Odds ratios for clinically meaningful improvements of 1 point or more for LOS, NC and LOS from baseline to week 24 in SINUS-24 across all six definitions (P < .0001 for all) included:
- NPS: 11.4 (95% CI, 7.4-17.5) to 14.9 (95% CI, 9.4-23.7);
- NC: 6.5 (95% CI, 4.5-9.3) to 9.6 (95% CI, 6-15.3); and
- LOS: 12.2 (95% CI, 8-18.8) to 17.8 (10.6-30).
At week 52, odds ratios for clinically meaningful improvements of 1 point or more for LOS, NC and LOS from baseline were similar or greater (P < .0001 for all), including:
- NPS: 18.95 (95% CI, 9.64-37.25) to 36.6 (95% CI, 13.7-97.8);
- NC: 7.6 (95% CI, 4.2-13.7) to 12.1 (95% CI, 5.8-25.4); and
- LOS: 9.2 (95% CI, 4.9-17.4) to 33.5 (95% CI, 11.3-99.8).
Odds ratios for clinically meaningful improvements in SNOT-22 scores of 8.9 points or higher ranged from 7.1 to 11 at week 52 (P < .0001) as well.

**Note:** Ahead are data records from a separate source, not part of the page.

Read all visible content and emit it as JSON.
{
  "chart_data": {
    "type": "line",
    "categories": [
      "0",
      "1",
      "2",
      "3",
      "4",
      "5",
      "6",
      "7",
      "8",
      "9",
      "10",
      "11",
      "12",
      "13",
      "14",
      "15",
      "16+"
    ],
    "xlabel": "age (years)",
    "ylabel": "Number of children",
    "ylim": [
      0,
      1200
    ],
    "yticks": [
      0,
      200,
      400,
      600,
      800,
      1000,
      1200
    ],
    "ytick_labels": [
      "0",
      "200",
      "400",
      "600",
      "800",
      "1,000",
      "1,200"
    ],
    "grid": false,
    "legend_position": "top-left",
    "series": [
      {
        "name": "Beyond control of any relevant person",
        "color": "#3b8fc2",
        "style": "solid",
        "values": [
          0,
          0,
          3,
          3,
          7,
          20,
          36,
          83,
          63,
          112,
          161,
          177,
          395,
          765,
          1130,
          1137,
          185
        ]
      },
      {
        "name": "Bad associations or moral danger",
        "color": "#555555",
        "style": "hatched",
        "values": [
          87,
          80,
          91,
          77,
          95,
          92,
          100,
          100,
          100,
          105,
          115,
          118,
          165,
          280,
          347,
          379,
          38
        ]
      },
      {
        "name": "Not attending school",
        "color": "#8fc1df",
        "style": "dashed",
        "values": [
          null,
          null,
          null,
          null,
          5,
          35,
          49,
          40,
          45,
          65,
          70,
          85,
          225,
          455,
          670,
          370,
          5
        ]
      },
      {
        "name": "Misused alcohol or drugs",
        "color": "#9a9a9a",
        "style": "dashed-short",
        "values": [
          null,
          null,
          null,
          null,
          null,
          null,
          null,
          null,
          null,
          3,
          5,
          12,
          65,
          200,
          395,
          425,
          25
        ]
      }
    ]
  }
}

The researchers noted that these improvements are consistent with dupilumab’s profile as an inhibitor of IL-4 and IL-13 signaling, which they called key and central drivers of type 2 inflammation in chronic rhinosinusitis with nasal polyps.
Dupilumab was associated with significantly increased odds for clinically relevant responses compared with placebo among the patients who did not meet the criteria for type 2 inflammation as well, the researchers continued.